Nursing associates administering drugs and IVs
Watch the recording of this webinar and hear how employers are enabling their qualified nursing associate colleagues to administer drugs and intravenous (IVs).
This is an opportunity to hear employers share their successes of using the role and the second in our series of webinars celebrating how nursing associates have contributed to the NHS workforce supply.
Speakers
- Wendy Fowler, Nursing Education Adviser at the Nursing and Midwifery Council, provided an introduction to medicine management guidance and how qualified nursing associate colleagues can scale up to do this.
- Lyndsay Murden, Lead Nurse at Leeds Teaching Hospitals NHS Trust, discussed how their trust has implemented qualified nursing associates administering drugs and IVs.
- Julie Bruce-Watt and Maria Smith, job share the role of Head of Professional Education at Gloucestershire Hospitals NHS Foundation Trust shared the work they are doing within their trust to explore the need for nursing associates to do IV administration and how they plan to implement it.
Download a copy of the slides and watch the recording of the webinar below.
Answers to the questions asked as part of the webinar
Wendy's answers
Lyndsay's answers
Julie and Maria's answers
2023 Update
We spoke to Gloucestershire Hospitals NHS Foundation Trust in July 2023, to understand how they have developed their nursing associate recruitment since 2021, and how they are supporting them to administer IVs.

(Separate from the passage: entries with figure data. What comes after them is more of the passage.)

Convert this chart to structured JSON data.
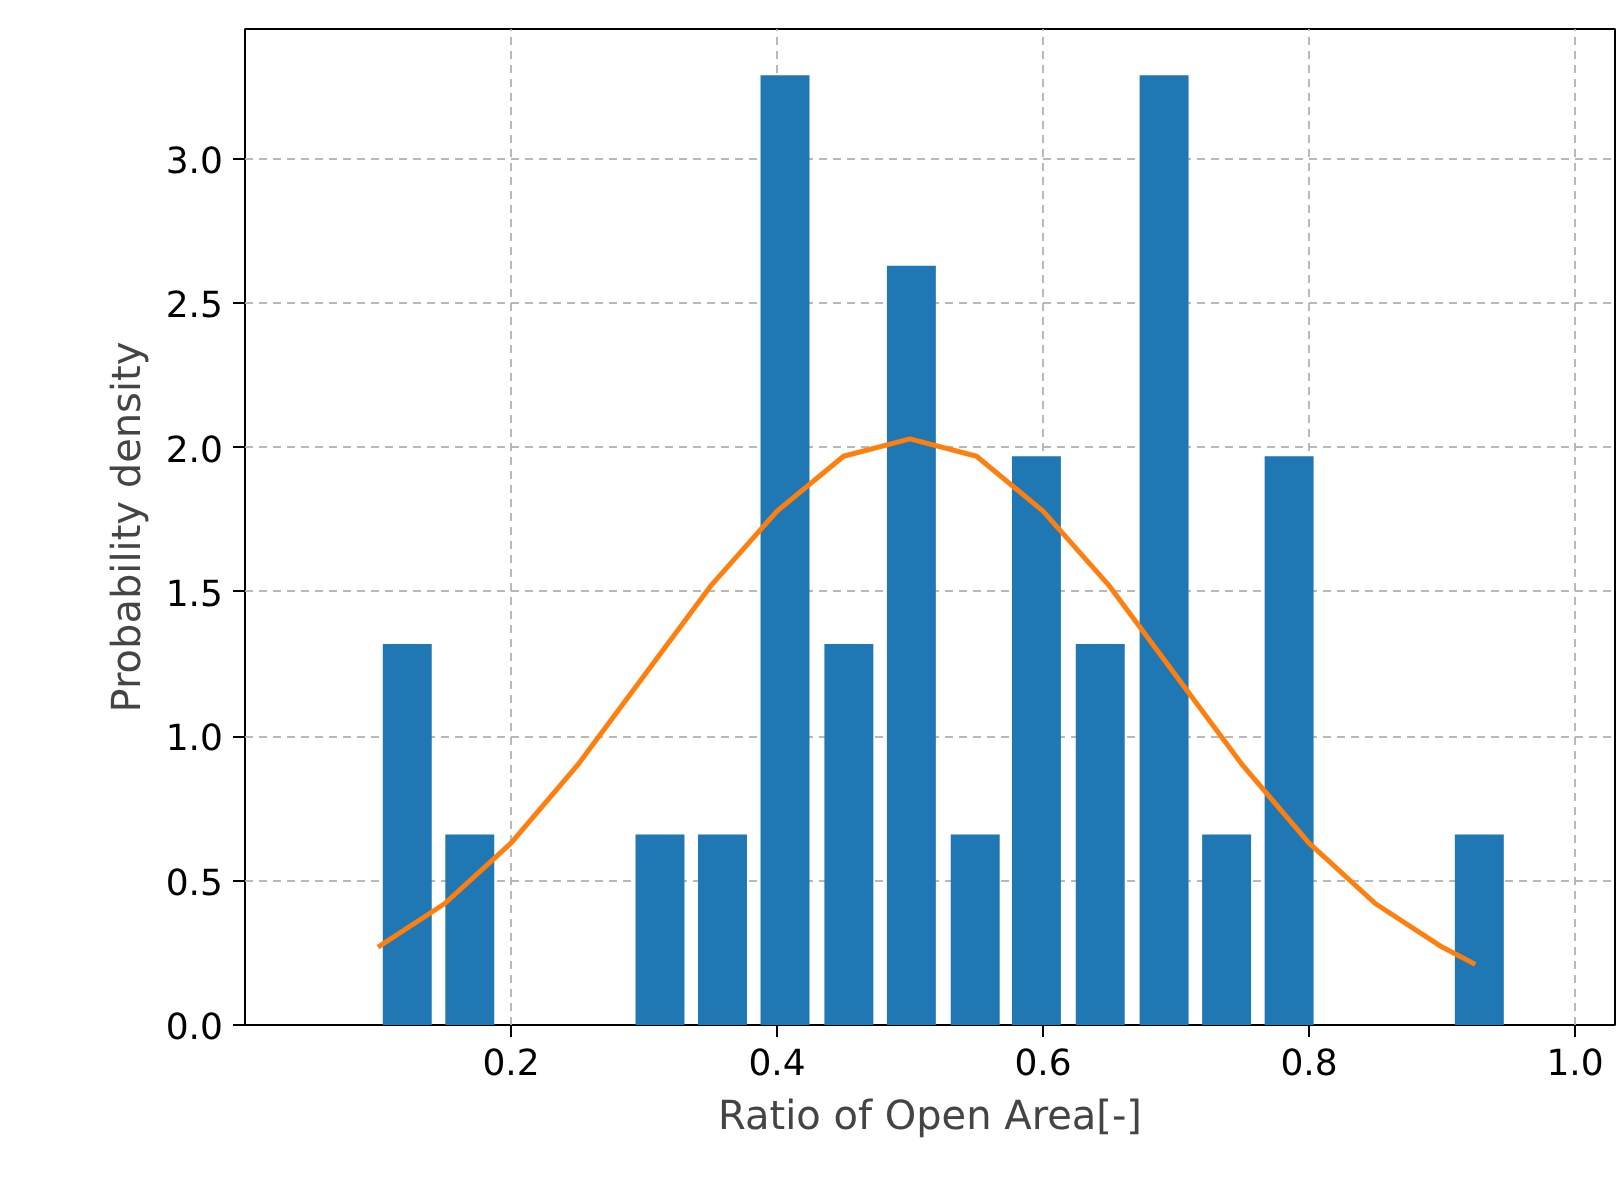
{
  "chart_data": {
    "type": "bar",
    "xlabel": "Ratio of Open Area[-]",
    "ylabel": "Probability density",
    "series": [
      {
        "color": "#1f77b4",
        "x": [
          0.122,
          0.169,
          0.312,
          0.359,
          0.406,
          0.454,
          0.501,
          0.549,
          0.595,
          0.643,
          0.691,
          0.738,
          0.785,
          0.928
        ],
        "values": [
          1.32,
          0.66,
          0.66,
          0.66,
          3.29,
          1.32,
          2.63,
          0.66,
          1.97,
          1.32,
          3.29,
          0.66,
          1.97,
          0.66
        ]
      },
      {
        "type": "line",
        "color": "#ff7f0e",
        "x": [
          0.1,
          0.15,
          0.2,
          0.25,
          0.3,
          0.35,
          0.4,
          0.45,
          0.5,
          0.55,
          0.6,
          0.65,
          0.7,
          0.75,
          0.8,
          0.85,
          0.9,
          0.925
        ],
        "values": [
          0.27,
          0.42,
          0.63,
          0.9,
          1.21,
          1.52,
          1.78,
          1.97,
          2.03,
          1.97,
          1.78,
          1.52,
          1.21,
          0.9,
          0.63,
          0.42,
          0.27,
          0.21
        ]
      }
    ],
    "xlim": [
      0.0,
      1.03
    ],
    "ylim": [
      0,
      3.45
    ],
    "xticks": [
      0.2,
      0.4,
      0.6,
      0.8,
      {
        "value": 1.0,
        "label": "1.0"
      }
    ],
    "yticks": [
      {
        "value": 0,
        "label": "0.0"
      },
      0.5,
      {
        "value": 1.0,
        "label": "1.0"
      },
      1.5,
      {
        "value": 2.0,
        "label": "2.0"
      },
      2.5,
      {
        "value": 3.0,
        "label": "3.0"
      }
    ],
    "grid": true
  }
}
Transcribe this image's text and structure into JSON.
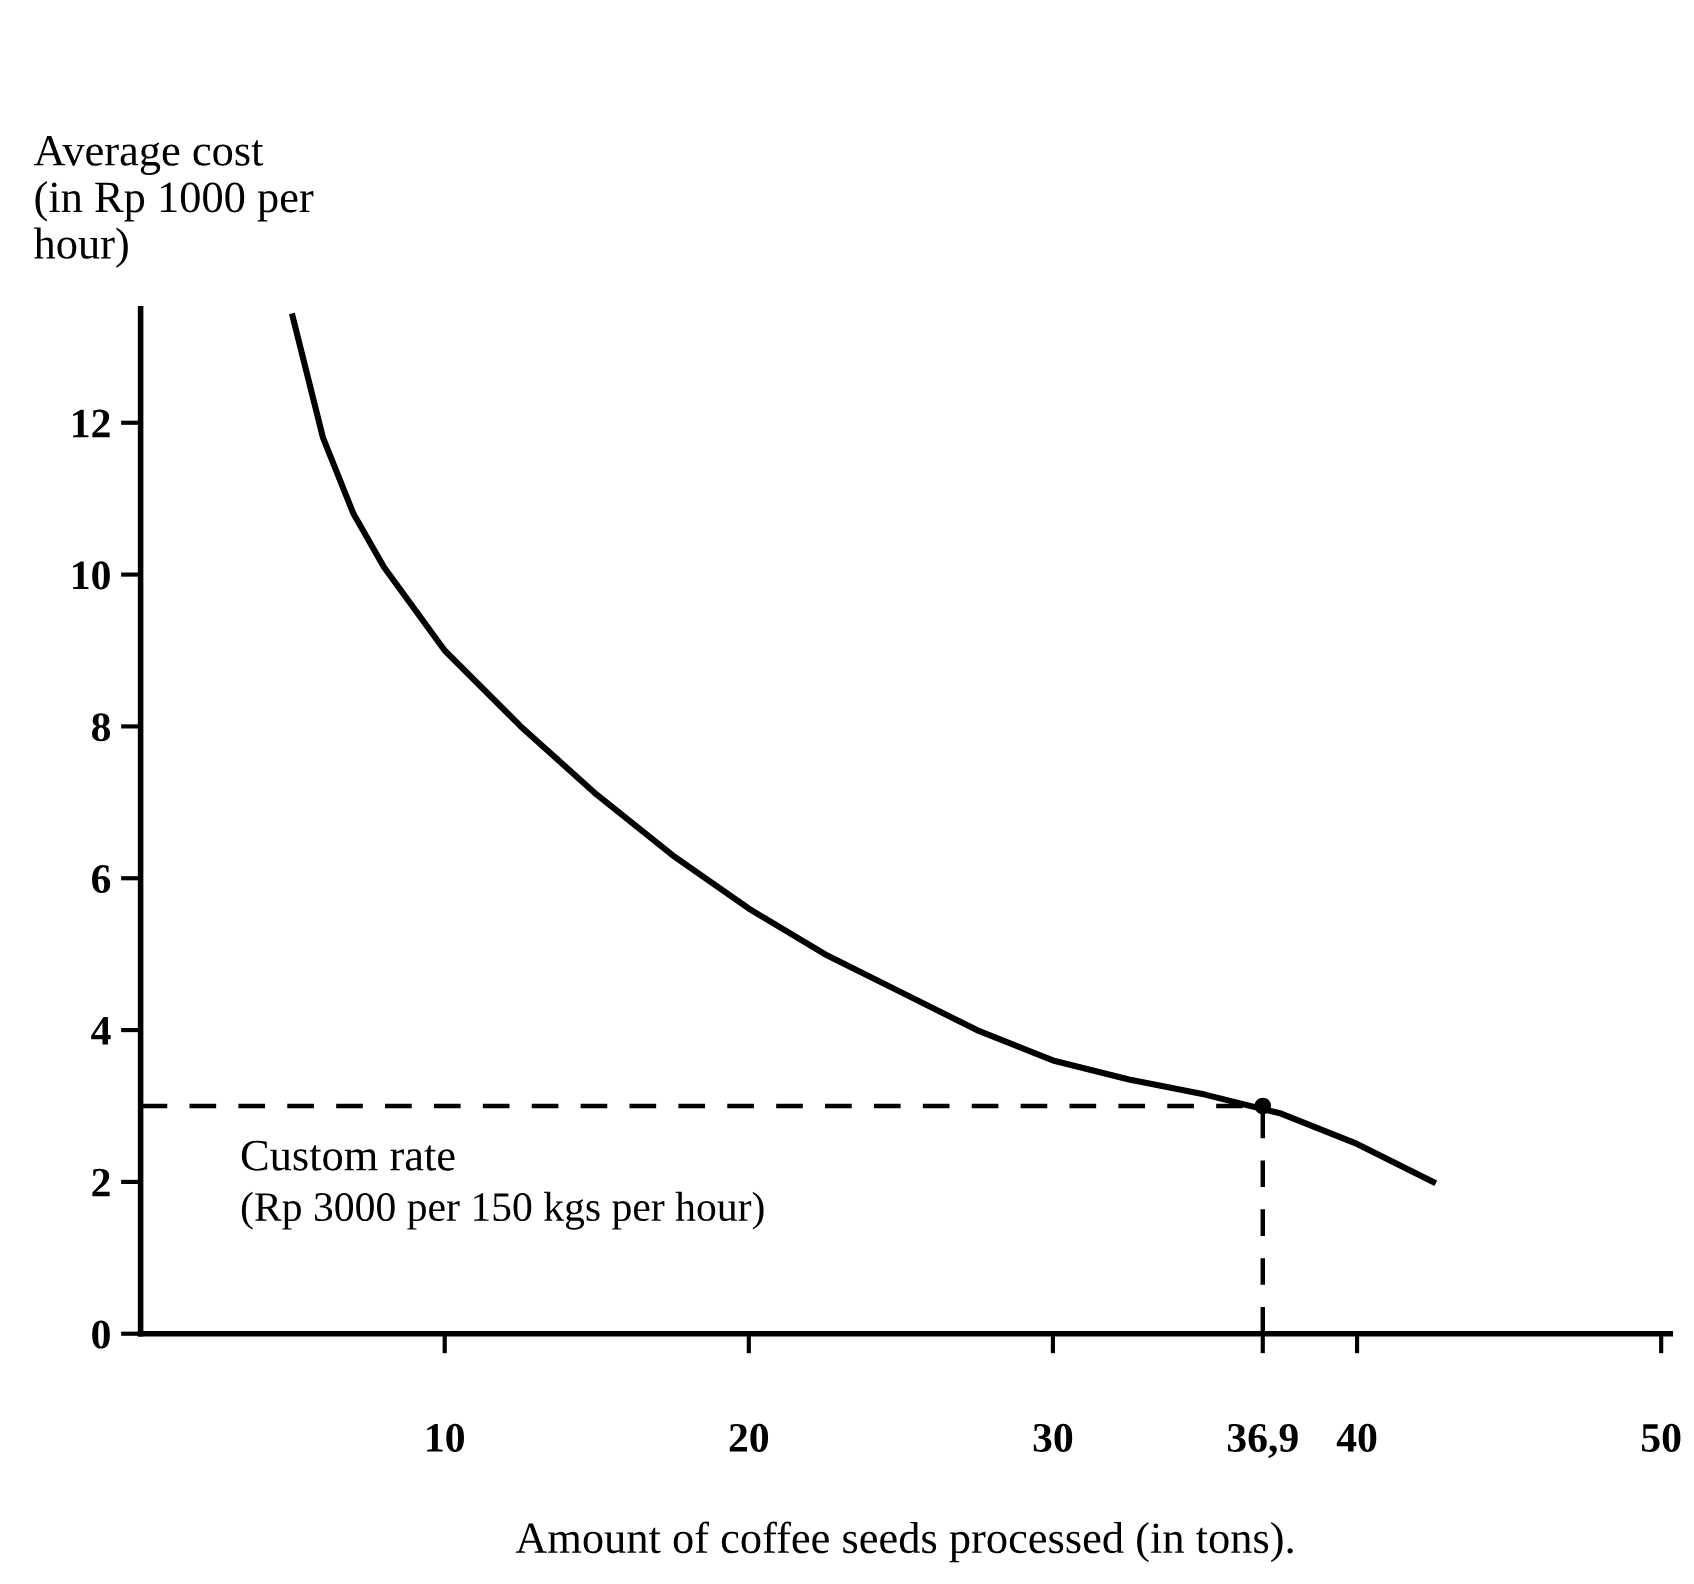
{
  "chart_data": {
    "type": "line",
    "ylabel": "Average cost\n(in Rp 1000 per\nhour)",
    "xlabel": "Amount of coffee seeds processed (in tons).",
    "x": [
      5.0,
      6,
      7,
      8,
      10,
      12.5,
      15,
      17.5,
      20,
      22.5,
      25,
      27.5,
      30,
      32.5,
      35,
      37.5,
      40,
      42.5
    ],
    "series": [
      {
        "color": "#000000",
        "values": [
          13.4,
          11.8,
          10.8,
          10.1,
          9.0,
          8.0,
          7.1,
          6.3,
          5.6,
          5.0,
          4.5,
          4.0,
          3.6,
          3.35,
          3.15,
          2.9,
          2.5,
          2.0
        ]
      },
      {
        "type": "scatter",
        "marker": "circle",
        "color": "#000000",
        "x": [
          36.9
        ],
        "values": [
          3
        ]
      }
    ],
    "ref_lines": [
      {
        "axis": "y",
        "value": 3,
        "line_style": "dashed",
        "color": "#000000"
      },
      {
        "axis": "x",
        "value": 36.9,
        "line_style": "dashed",
        "color": "#000000"
      }
    ],
    "annotations": [
      "Custom rate",
      "(Rp 3000 per 150 kgs per hour)"
    ],
    "xlim": [
      0,
      50.3
    ],
    "ylim": [
      0,
      13.5
    ],
    "xticks": [
      10,
      20,
      30,
      {
        "value": 36.9,
        "label": "36,9"
      },
      40,
      50
    ],
    "yticks": [
      0,
      2,
      4,
      6,
      8,
      10,
      12
    ]
  }
}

Gloucestershire Hospitals NHS Foundation Trust continue to work with their local provider, the University of Gloucestershire, to recruit and train nursing associates (NAs). They have expanded the programme to cohorts of around 35 to 40 candidates twice per year. There is huge demand for places, with the January 2023 cohort receiving 115 applicants. They have since opened the programme externally. For external candidates, enthusiasm and a strong understanding of the NA role is vital. The trust now has NAs in most clinical areas across all their acute sites, apart from oncology and maternity.
NAs continue to move onto the registered nurse degree apprenticeship (RNDA), which they fund internally as the Health Education England (Now NHS England) funding has been paused. They proactively contact all eligible NAs inviting them to express their interest in the RNDA. However, uptake has been lower than expected for several reasons, including candidates independently starting a Nursing BSc, not feeling they have spent enough time in the NA role or conflicting family priorities.
NAs gave feedback about how not being able to administer IVs is preventing them from offering best patient care. So, the trust is developing IV training for NAs at a considered pace, to ensure they have stayed abreast of legal requirements and good practice across the system. A six-week trial starts across four clinical areas in July 2023, with results being fed into the Nursing & Midwifery group with the expectation that in due course this can be expanded across the trust. If administration of IV’s introduced, it will be proposed that all new NAs will do IV training with the nursing and midwifery cohorts. For current members of staff there is a discussion ongoing for an opt-in process, with the hope that the positive impact for apprenticeship cohorts will impact on the wider workforce.
To ensure that the NAs have a good theoretical training the trust looked at the current learning materials offered by University of Gloucestershire which showed that the NA apprentices had a basic grounding in IV administering, which they then supplemented with content from their adult nursing training. The NAs are supported in this journey by being on a preceptorship programme with allied health professionals and nurses, which helps break down barriers and builds relationships within a multidisciplinary team.